I realised then that the thing that had scared me most about my relationship ending was not losing my girlfriend — it was having to be queer outside of the safety of that unit. The idea of being transparently queer for the first time, as an apprehensive Midwestern-born-and-raised Therese surrounded by a city of sure-footed, glamorous Carols, had been the real thing threatening to induce vomit the day my ex had ended things. But now, as I let the fear run its course through my body, I realised I could make the transformation from Therese to Carol. Maybe it wouldn’t be a linear process. It definitely wouldn’t be set to a classical soundtrack designed to make all queer people instantly sad and horny at the same time. But it would happen.

And it did. Six months later, during Pride month, after my first drunken nights at the Cubbyhole in the West Village with new queer friends-turned-family, I sat on a different couch. This time my hands rested gently on the knee of a longtime crush as I watched Carol for the second time.

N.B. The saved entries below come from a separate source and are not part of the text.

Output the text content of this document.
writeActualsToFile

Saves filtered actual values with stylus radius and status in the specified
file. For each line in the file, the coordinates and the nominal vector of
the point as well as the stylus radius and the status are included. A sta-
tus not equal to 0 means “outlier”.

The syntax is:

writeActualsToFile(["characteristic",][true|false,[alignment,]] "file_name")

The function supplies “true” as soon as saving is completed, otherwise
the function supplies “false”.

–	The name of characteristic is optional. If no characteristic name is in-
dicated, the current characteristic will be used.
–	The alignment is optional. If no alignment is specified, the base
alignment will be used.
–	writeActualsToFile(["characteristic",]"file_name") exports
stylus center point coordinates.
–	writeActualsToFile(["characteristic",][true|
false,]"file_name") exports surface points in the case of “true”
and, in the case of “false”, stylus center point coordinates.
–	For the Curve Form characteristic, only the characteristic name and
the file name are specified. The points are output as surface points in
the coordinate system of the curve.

Now, I wasn’t living in fear of what it would be like to be authentically myself in the world. I was watching one of the gayest movies ever made, while wrapped cosily in someone else’s school sweatshirt. I was sitting there, listening to that mesmerising clarinet and Cate Blanchett make the word “Waterloo” sound enchantingly sexy next to someone who, like me, had been raised in the Midwest with a fist clenched tightly around her queerness. Here we were, both Carols in our own right, still navigating the world — and each other — with the same excited, baby-bird awe as Therese. Each of us had individually become safely nestled in who we were, surrounded by the warm Carol-esque sheen of community. Until all that fell away.

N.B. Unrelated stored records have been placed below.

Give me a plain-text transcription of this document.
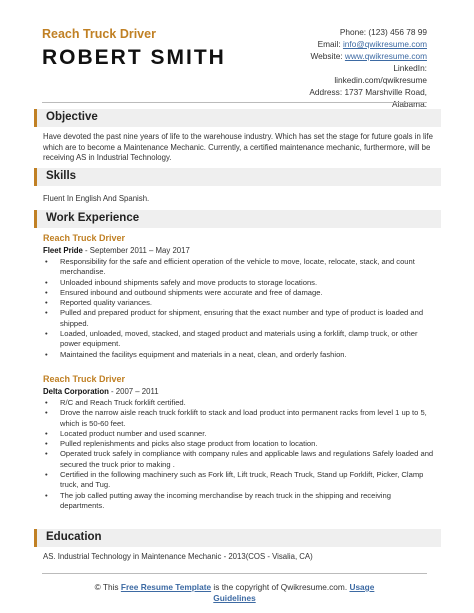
Reach Truck Driver
ROBERT SMITH
Phone: (123) 456 78 99
Email: info@qwikresume.com
Website: www.qwikresume.com
LinkedIn:
linkedin.com/qwikresume
Address: 1737 Marshville Road,
Alabama.
Objective
Have devoted the past nine years of life to the warehouse industry. Which has set the stage for future goals in life which are to become a Maintenance Mechanic. Currently, a certified maintenance mechanic, furthermore, will be receiving AS in Industrial Technology.
Skills
Fluent In English And Spanish.
Work Experience
Reach Truck Driver
Fleet Pride - September 2011 – May 2017
• Responsibility for the safe and efficient operation of the vehicle to move, locate, relocate, stack, and count merchandise.
• Unloaded inbound shipments safely and move products to storage locations.
• Ensured inbound and outbound shipments were accurate and free of damage.
• Reported quality variances.
• Pulled and prepared product for shipment, ensuring that the exact number and type of product is loaded and shipped.
• Loaded, unloaded, moved, stacked, and staged product and materials using a forklift, clamp truck, or other power equipment.
• Maintained the facilitys equipment and materials in a neat, clean, and orderly fashion.
Reach Truck Driver
Delta Corporation - 2007 – 2011
• R/C and Reach Truck forklift certified.
• Drove the narrow aisle reach truck forklift to stack and load product into permanent racks from level 1 up to 5, which is 50-60 feet.
• Located product number and used scanner.
• Pulled replenishments and picks also stage product from location to location.
• Operated truck safely in compliance with company rules and applicable laws and regulations Safely loaded and secured the truck prior to making .
• Certified in the following machinery such as Fork lift, Lift truck, Reach Truck, Stand up Forklift, Picker, Clamp truck, and Tug.
• The job called putting away the incoming merchandise by reach truck in the shipping and receiving departments.
Education
AS. Industrial Technology in Maintenance Mechanic - 2013(COS - Visalia, CA)
© This Free Resume Template is the copyright of Qwikresume.com. Usage
Guidelines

Two days later, I woke up, tangled in my crush’s sweaty early summer sheets, to the news of the Pulse nightclub shooting in Orlando. That feeling of safety and calm, that invincible Carol Aird-like confidence was soon replaced by the familiar ache of grief. Much like I’d done after my breakup, I scrambled for a way to make the hurt go away. The romance of the weekend, complete with clandestine shoulder touches on the T in Boston and late nights when that school sweatshirt came off, had ended. I solemnly boarded my bus home to New York. Well, this would be a fitting ending to this queer rom-com of a weekend, I thought. My crush and I had spent a lovely Pride Month weekend of pure queer joy, and it ended with members of our community being brutally murdered. The bury your gays trope has been well established by now; no one can get a happy ending. They either end up dead, or like Carol Aird, only able to be with the person she loves at the expense of custody of her daughter. And here we were, living the trope.

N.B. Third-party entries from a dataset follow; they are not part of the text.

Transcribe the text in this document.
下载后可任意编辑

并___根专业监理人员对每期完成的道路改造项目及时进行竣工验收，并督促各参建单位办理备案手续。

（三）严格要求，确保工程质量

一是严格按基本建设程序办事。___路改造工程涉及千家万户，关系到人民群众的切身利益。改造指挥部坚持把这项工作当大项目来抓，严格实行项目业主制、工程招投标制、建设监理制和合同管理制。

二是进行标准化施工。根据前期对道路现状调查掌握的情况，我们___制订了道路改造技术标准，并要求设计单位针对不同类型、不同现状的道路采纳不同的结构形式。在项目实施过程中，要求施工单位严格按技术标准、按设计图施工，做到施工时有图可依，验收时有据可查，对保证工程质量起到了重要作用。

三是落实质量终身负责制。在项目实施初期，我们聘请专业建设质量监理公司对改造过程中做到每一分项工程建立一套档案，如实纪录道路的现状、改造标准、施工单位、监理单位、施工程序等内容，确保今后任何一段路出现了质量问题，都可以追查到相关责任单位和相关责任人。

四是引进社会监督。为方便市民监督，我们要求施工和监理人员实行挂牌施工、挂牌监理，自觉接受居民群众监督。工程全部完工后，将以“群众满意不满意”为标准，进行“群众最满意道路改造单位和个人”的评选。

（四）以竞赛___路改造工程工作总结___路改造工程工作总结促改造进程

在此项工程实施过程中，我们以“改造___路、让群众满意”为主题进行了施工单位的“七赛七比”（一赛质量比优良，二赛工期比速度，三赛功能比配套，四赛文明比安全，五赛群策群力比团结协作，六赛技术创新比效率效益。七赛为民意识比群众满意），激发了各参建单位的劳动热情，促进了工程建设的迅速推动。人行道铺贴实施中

But the queer community has other  stereotypes to lean on to — got any good UHaul jokes, anyone? —  and thankfully, a lot of them have to do with taking care of each other, especially at this time of year. By now, it has been established: the holidays are “Carol Season.” Come December 1, we put on that enticingly sorrowful soundtrack and cuddle up with our queer pals and drink mulled wine after a trip to the Christmas tree farm (another Carol cosplay must). For our community, a sense of melancholia moves through the sparkle and happily drunken smiles that this time of year brings — the only antidote is each other. 

After 12 months of experiencing pretty much every verb in the L Word theme song, and, devastatingly, adding “grieving” to that list, I come back to this love story. Sure, we’re here to rewind Cate Blanchett seductively lighting a cigarette over and over again and to dub her voice over “Waterloo” in ABBA’s hit song. But more importantly, this film, and its re-entrance into our lives, whether at Christmas or at our crush’s house during Pride month, holds all the truths of being queer: We are romantic and fallable and joyful and scared. We are crying in a theatre after a breakup and intertwining our hands with someone else’s six months later. Like the Carols and the Thereses before us, we are all of those things — together.